A snow and ice block slid off a slippery metal roof of a manufacturing building, presumably because of the temperature change to the roof, and ripped off spouting on the way down.

The insurance company has denied this loss, based on their position that this is a weight of ice or snow loss. Our position is that the loss was caused by something other than the weight of ice or snow, perhaps by sliding ice, or falling ice, or temperature change.

Where an unexcluded cause of loss conflicts with an excluded cause of loss, which trumps?

Pennsylvania Subscriber

Your question raises the issue of concurrent causation (treated comprehensively in the Fire volume, Commercial Property Colb-). Concurrent causation is a court-developed doctrine that operates to hold as covered losses that involve an excluded peril and a peril not excluded by the policy. ISO subsequently amended its forms to exclude certain perils (earth movement, flood, operation of ordinance or law, etc.) regardless of contributing non-excluded perils operating in any sequence to the loss.
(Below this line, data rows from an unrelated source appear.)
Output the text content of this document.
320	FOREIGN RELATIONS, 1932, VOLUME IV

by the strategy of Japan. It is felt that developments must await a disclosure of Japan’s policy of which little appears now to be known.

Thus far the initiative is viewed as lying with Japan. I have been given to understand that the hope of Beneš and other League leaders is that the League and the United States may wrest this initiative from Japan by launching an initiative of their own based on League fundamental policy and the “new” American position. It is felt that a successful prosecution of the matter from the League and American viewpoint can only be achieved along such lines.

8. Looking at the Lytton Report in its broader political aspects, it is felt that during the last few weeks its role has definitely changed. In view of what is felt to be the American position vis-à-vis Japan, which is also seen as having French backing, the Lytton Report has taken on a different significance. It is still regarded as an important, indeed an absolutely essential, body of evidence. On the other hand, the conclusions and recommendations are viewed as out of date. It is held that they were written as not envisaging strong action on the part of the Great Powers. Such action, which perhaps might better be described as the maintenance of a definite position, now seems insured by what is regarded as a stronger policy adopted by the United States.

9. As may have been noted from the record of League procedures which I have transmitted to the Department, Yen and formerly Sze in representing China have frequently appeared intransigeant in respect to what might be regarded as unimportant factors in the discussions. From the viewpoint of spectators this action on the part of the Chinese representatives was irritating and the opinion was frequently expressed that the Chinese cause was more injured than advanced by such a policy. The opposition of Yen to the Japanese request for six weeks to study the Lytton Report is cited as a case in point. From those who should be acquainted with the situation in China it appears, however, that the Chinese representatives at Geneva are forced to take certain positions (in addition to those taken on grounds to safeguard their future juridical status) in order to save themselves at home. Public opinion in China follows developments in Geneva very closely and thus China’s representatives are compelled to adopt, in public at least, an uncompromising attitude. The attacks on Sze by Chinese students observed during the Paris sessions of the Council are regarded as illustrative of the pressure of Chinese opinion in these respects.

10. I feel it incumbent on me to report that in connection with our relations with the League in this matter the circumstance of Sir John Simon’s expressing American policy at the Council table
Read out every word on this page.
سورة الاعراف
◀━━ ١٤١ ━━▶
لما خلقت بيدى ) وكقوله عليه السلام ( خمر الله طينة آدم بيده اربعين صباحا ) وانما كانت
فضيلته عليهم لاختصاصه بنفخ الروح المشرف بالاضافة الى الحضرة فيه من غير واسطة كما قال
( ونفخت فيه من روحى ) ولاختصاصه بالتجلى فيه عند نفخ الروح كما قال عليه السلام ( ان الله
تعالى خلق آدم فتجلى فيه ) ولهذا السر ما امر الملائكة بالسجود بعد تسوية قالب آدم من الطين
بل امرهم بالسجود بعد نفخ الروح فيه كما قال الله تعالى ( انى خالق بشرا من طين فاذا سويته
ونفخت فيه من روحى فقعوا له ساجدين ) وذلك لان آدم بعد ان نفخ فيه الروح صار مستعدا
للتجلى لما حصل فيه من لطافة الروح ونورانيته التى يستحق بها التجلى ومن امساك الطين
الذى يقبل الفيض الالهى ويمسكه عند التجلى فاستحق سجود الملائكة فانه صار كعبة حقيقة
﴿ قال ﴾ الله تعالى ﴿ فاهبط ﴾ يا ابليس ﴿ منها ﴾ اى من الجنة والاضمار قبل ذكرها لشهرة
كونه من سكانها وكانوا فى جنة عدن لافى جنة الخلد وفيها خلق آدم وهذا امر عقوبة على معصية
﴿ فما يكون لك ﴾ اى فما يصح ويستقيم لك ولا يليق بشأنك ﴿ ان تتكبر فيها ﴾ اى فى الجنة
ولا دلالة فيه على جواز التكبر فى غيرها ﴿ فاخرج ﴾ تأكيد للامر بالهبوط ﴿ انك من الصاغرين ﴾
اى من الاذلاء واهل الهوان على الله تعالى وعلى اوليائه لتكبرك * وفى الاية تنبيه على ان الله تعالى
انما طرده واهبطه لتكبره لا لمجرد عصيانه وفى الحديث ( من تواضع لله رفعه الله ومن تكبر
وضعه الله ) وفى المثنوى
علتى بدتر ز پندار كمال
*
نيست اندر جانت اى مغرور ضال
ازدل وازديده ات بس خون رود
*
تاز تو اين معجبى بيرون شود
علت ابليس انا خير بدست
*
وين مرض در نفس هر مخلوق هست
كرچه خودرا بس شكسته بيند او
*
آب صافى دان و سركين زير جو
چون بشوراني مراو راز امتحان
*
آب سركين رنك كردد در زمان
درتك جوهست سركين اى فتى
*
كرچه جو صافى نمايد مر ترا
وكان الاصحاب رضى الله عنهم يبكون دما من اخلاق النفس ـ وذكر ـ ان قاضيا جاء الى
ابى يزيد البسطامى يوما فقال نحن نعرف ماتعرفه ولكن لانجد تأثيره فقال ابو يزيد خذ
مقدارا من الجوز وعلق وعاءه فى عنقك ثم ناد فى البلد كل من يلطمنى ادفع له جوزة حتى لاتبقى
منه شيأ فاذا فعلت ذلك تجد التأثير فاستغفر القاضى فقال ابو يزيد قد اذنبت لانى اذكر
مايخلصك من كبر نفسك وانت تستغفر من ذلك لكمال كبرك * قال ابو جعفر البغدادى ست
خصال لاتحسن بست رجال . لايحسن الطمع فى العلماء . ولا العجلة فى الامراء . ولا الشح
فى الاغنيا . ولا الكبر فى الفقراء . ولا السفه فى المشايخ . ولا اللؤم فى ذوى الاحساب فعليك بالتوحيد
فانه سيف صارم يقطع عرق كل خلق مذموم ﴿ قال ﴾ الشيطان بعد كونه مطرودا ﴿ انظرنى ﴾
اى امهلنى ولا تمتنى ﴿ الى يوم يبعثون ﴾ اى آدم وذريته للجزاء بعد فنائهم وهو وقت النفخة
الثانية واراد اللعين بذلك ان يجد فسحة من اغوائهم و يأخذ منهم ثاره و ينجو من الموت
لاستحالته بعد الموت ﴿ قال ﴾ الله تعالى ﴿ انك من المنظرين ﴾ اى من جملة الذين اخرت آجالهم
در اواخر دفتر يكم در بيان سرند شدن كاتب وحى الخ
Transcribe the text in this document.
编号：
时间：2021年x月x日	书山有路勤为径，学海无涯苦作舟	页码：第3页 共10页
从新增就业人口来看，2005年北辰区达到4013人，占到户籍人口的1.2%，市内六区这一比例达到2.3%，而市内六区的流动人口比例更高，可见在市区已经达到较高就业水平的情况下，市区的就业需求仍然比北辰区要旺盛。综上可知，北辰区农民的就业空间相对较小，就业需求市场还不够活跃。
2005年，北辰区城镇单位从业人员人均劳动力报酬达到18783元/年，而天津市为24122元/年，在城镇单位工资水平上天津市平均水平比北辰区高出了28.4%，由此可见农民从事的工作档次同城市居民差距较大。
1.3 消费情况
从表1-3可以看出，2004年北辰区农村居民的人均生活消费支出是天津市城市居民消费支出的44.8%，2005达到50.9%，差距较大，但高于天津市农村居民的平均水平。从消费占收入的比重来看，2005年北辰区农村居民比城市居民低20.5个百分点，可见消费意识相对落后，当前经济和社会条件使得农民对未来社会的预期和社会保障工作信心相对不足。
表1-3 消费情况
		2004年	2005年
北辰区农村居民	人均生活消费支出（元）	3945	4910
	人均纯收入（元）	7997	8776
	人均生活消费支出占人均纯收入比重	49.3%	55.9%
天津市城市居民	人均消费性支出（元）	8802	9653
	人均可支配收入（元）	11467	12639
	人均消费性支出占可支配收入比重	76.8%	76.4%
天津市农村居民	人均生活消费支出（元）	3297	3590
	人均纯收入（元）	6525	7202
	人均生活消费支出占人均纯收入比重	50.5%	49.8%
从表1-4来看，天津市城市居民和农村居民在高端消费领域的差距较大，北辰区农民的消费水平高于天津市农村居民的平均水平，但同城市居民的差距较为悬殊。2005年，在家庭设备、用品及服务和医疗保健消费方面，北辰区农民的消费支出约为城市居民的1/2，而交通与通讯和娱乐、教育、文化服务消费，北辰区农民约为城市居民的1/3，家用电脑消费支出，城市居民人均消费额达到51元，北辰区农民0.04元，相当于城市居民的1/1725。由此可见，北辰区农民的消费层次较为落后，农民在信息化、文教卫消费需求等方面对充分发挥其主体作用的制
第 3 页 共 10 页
Apparently you make the argument that it was not the peril of weight of ice or snow that caused damage to your insured's down spouts, but instead was the change in temperature that allowed the ice pack to break off and slide down the roof, causing damage to drain spouts along the way.

In the right litigation circumstances (a liberal judge in a jurisdiction favorable to the concurrent causation doctrine), your proximate cause argument might find favor. ISO's concurrent causation exclusionary language does not specifically apply to the weight of ice or snow limitation. However, the weight of ice limitation contains the language "caused by or resulting from" weight of ice or snow. If the phrase was simply "caused by," your argument would be strengthened. However, as the policy excludes coverage to gutters or spouts "caused by or resulting from" weight of ice or snow, it is hard to argue that the damage to the spouts did not result from the weight of ice moving against the roof.

Although some argument for coverage might be made, we do not think the policy ambiguous, and feel the insurance company is within the contract in denying coverage.